Registered: 01/23/10
Posts: 428
 Originally Posted By: Ghostly1
You are going beyond mere comparison to taking it out of context.


Not at all - I think this is exactly the same context.

The OP suggested discussing that "to gain full citizenship status one must serve in the armed forces" - this would change the default to everyone not being a "full" citizen, and establish an arbitrary criteria controlled by the whims of a small segment of the population.

The movie (and I assume the book, though I have not read it) portrays military service in a very positive light, as do some of the posts here, and I would agree with that. But suggesting that military service is thus ideal as a prerequisite to citizenship (ie, voting, ie ruling class) is no different than any other group claiming the same thing.

Consider these as comparison:
- Only military veterans should rule, because "your rights were bought and paid for by the blood of patriots"
- Only farmers should rule, because only by their efforts can you eat and live at all
- Only white men should rule, because on average they are richer and better educated
- Only bankers should rule, because only by their efforts can you work to afford food and shelter
- Only PoliSci majors should rule, because they best understand the art of ruling

(Based on our current society,) these all fail for the same reason - politics is not a game of who "deserves it more". As 6 alluded, these are all subjective, emotionally-evocative judgments that are irrelevant to being able to become a successful politician.

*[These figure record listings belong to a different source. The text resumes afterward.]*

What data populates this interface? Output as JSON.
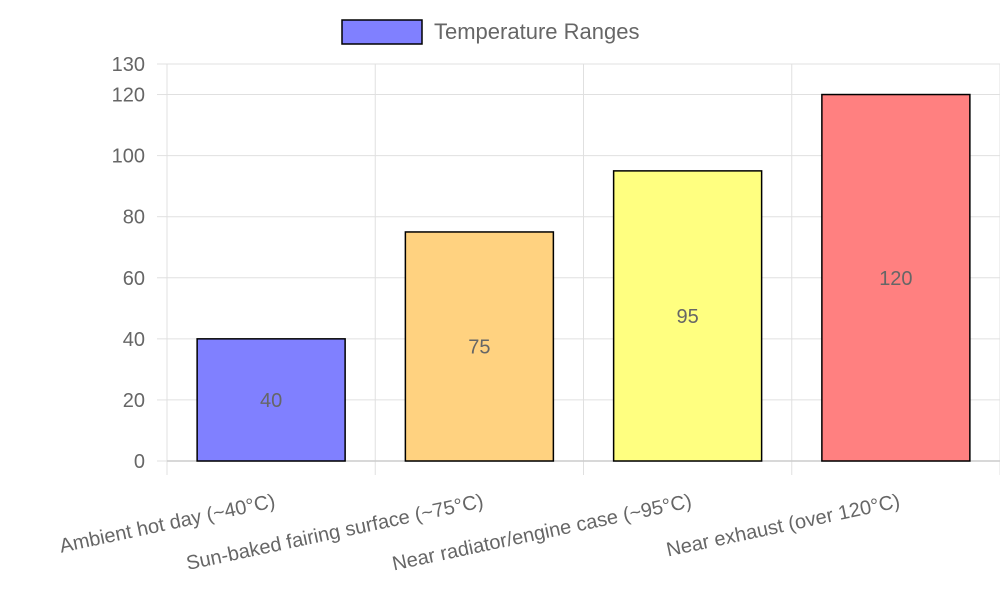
{
  "chart_data": {
    "type": "bar",
    "categories": [
      "Ambient hot day (~40°C)",
      "Sun-baked fairing surface (~75°C)",
      "Near radiator/engine case (~95°C)",
      "Near exhaust (over 120°C)"
    ],
    "series": [
      {
        "name": "Temperature Ranges",
        "values": [
          40,
          75,
          95,
          120
        ],
        "colors": [
          "#8080ff",
          "#ffd280",
          "#ffff80",
          "#ff8080"
        ],
        "border_color": "#000000"
      }
    ],
    "ylim": [
      0,
      130
    ],
    "yticks": [
      0,
      20,
      40,
      60,
      80,
      100,
      120,
      130
    ],
    "data_labels": [
      "40",
      "75",
      "95",
      "120"
    ],
    "legend": {
      "position": "top",
      "label": "Temperature Ranges",
      "swatch_color": "#8080ff"
    },
    "grid": true
  }
}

Restricting power to a small group would take us backwards. Human history shows how well that usually works out. The reality of human nature is that this would lead to a less stratified society - for instance, on day 2 of this society I imagine there'd be a new law that only the children of current officers are eligible to become officers. On day 3 there'd be a new law that only officers can be executives or managers in companies. And so on.